The Panthers’ roster boasts two dozen seniors, including Ethan Dahlem and David Pantelis. The duo ranked among the top passing connections in the WPIAL last season.
Dahlem accounted for 3,169 total yards of offense – 2,218 through the air and 951 on the ground. Pantelis led the district with 77 receptions for 1,169 yards and 8 touchdowns.
All-Conference punter Ethan Hiester, running back Jaden Keating and wide receiver Mateo Cepulio can also impact the outcome of a game for USC.
“The problem is they have other talented players that can beat you, too,” DeLallo said. “Coach Junko will do a good job of making us defend the entire field. We have to find a way to slow them down and create turnovers.”
USC’s speed of play makes them difficult to defend, DeLallo said.
“Tempo is an issue especially early in the season when it’s hot,” he added. “They wear teams down.”
The BP-USC game was originally scheduled to be played the last Friday in October, but because the WPIAL was forced to revise schedules with a two-week delay in starting training camps and practices, it became the season opener.
“After the change, we really ramped up our conditioning, in anticipation of how fast they play,” DeLallo said. “Of course, defensively, they have almost everybody back, so we have to find a way to move the ball against a well-coached, veteran crew.”
USC, which interecepted 12 passes last season, is led by Pantelis, Dahlem, Keating and Cepullio in the secondary, while Hiester and Luke Banbury at linebacker and Brandon Coe on the line provide pressure up front.
The Panthers’ veteran defense may be problematic for Bethel Park quarterbacks Max Blanc and Jason Nuttridge, who are leading a young Black Hawks offense.
“Bethel Park is a bit of an unknown because they are so young,” Junko said. “They are very well coached and always have their kids ready to play.
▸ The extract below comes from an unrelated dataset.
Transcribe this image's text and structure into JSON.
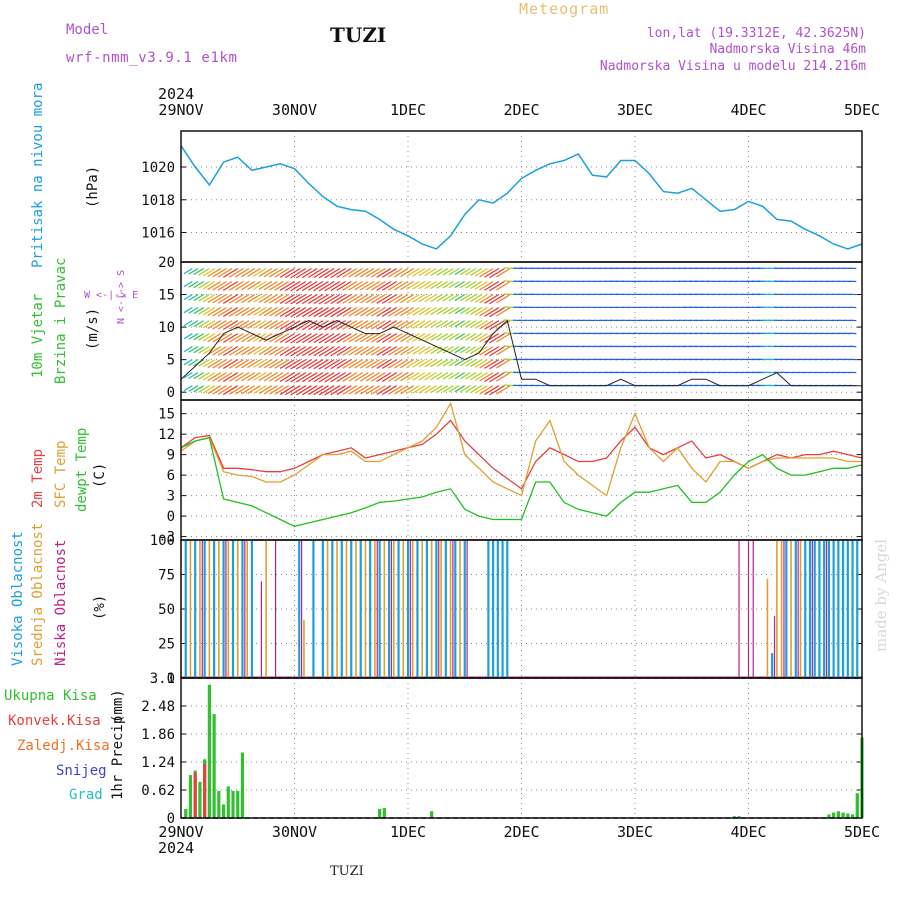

We were a young team last year and managed to surprise some folks along the way. I am sure Bethel Park has the same plan going into our game. In a game like this I think the team that limits their mistakes will find a way to win it.”
DeLallo said he is looking toward the game against USC to help settle several starting positions following a competitive preseason training camp.
“I think this game will tell us a lot about who will win these jobs,” he said.
While the Panthers’ roster is relatively settled, Junko said he too is looking for his team to build upon a set of competitive preseason practices.
“There is still a high level of competition,” he said. “I love that our younger players are hungry and willing to push our older kids to win a job. In the end, it makes everybody better and gives our practices more life.”